So take care of your powers of 10
Maxim
30-Oct-2009
[71x3]
as indicated in the document introductions... the repeat test is:

loop ops [repeat i 1000 []]   

so with 100000 ops taking near 2 seconds.  we end up with:

100,000 * 1000 / 2 = (50 million loops / second)
but I did miscalculate the remove-each MB/second create/scan/erase 
cycle... its not 100MB... its 10MB.
updated document.
BrianH
30-Oct-2009
[74]
Thanks for the info, Maxim. We can do a little deduction from that 
data to guess how REBOL is implemented. The scientific method :)
Maxim
30-Oct-2009
[75]
for my 3D engine, this base line test was neccessary.  I need to 
squeze every hz out of rebol... its nice to see how some exit conditions 
are 10-15% faster in some equivalebt tests...  who would have tought 
that 'PICK was faster than NOT TAIL  ?  :-/
BrianH
30-Oct-2009
[76]
For instance, 1000 > i would be faster than i < 1000 because ops 
redirect to actions, and actions dispatch based on the type of their 
first argument. If the first argument is a literal value, the action 
of that type can be called directly. If it is a referenced value, 
it woulkd have to be dereferenced first, which is apparently slower.


As for PICK being faster than NOT TAIL?, that is one native compared 
to two, with interpreter overhead between the two. Low-level natives 
like PICK, NOT and TAIL? don't do much in comparison with the interpreter 
overhead. Large numbers of small operations tend to be slower than 
small numbers of large operations, if the amount of work done is 
comparable.

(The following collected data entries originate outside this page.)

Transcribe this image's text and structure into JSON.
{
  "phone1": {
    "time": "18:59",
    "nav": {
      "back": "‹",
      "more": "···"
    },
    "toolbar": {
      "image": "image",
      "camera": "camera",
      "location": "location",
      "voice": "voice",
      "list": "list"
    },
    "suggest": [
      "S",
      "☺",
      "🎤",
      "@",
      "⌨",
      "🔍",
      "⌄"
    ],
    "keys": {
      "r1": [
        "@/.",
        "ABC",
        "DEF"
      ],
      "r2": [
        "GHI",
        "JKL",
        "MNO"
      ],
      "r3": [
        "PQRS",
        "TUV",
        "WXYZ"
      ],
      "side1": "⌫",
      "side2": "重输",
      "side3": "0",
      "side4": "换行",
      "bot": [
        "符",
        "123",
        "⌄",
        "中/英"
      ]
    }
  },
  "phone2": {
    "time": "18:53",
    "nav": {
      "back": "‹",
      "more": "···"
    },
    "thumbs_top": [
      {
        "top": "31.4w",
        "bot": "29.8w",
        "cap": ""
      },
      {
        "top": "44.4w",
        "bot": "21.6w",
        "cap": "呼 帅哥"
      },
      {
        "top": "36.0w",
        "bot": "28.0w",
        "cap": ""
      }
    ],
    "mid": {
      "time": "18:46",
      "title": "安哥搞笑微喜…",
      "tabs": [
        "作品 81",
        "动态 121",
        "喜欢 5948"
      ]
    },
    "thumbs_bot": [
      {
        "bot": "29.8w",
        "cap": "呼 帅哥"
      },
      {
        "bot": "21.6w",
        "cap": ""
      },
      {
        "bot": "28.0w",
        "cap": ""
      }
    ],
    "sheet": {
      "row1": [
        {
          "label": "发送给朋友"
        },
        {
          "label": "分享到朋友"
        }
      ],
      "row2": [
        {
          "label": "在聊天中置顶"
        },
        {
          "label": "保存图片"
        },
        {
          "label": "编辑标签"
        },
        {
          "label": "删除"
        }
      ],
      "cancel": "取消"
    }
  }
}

This is why structure manipulation is faster in REBOL 
than simple math.
Maxim
30-Oct-2009
[77x2]
better described than I would put it, but those where my assumptions... 
I will include this info in my next revision of the document.
I intend to devote a whole site to these tests eventually.  with 
a very extensive and comprehensive set of test functions and statistics.
BrianH
30-Oct-2009
[79]
With the typos fixed I hope :)
Maxim
30-Oct-2009
[80x2]
you learn a lot by doing it.
with the tests I did, I think I can probably optimise liquid by at 
least 20% just by changing the loops and changing none of the algorithms 
or features.


I am about to create a second reference liquid node type. which will 
be completely compatible from the outside, but with less features 
inside.  I expect to DOUBLE its processing capacity.
BrianH
30-Oct-2009
[82x2]
Code converted from R2 to R3 tends to need reoptimizing - the balance 
of what is native vs what is mezz has changed, usually for the better. 
All of the loop functions are native now, for instance. Also, some 
natives have been converted to actions, and vice versa.
The plus side is that what you would just do, before you try to optimize, 
tends to be faster in R3 than it is in R2.
Maxim
30-Oct-2009
[84]
yeah amd with the faster fuunction calling in R3 liquid should get 
an immediate boost in speed... it does A LOT of tiny function calls 
to manage the graph as if they where first level types with accessors 
instead of using a controler which loops over the graphs and limits 
flexibility.
Maxim
17-May-2010
[85]
.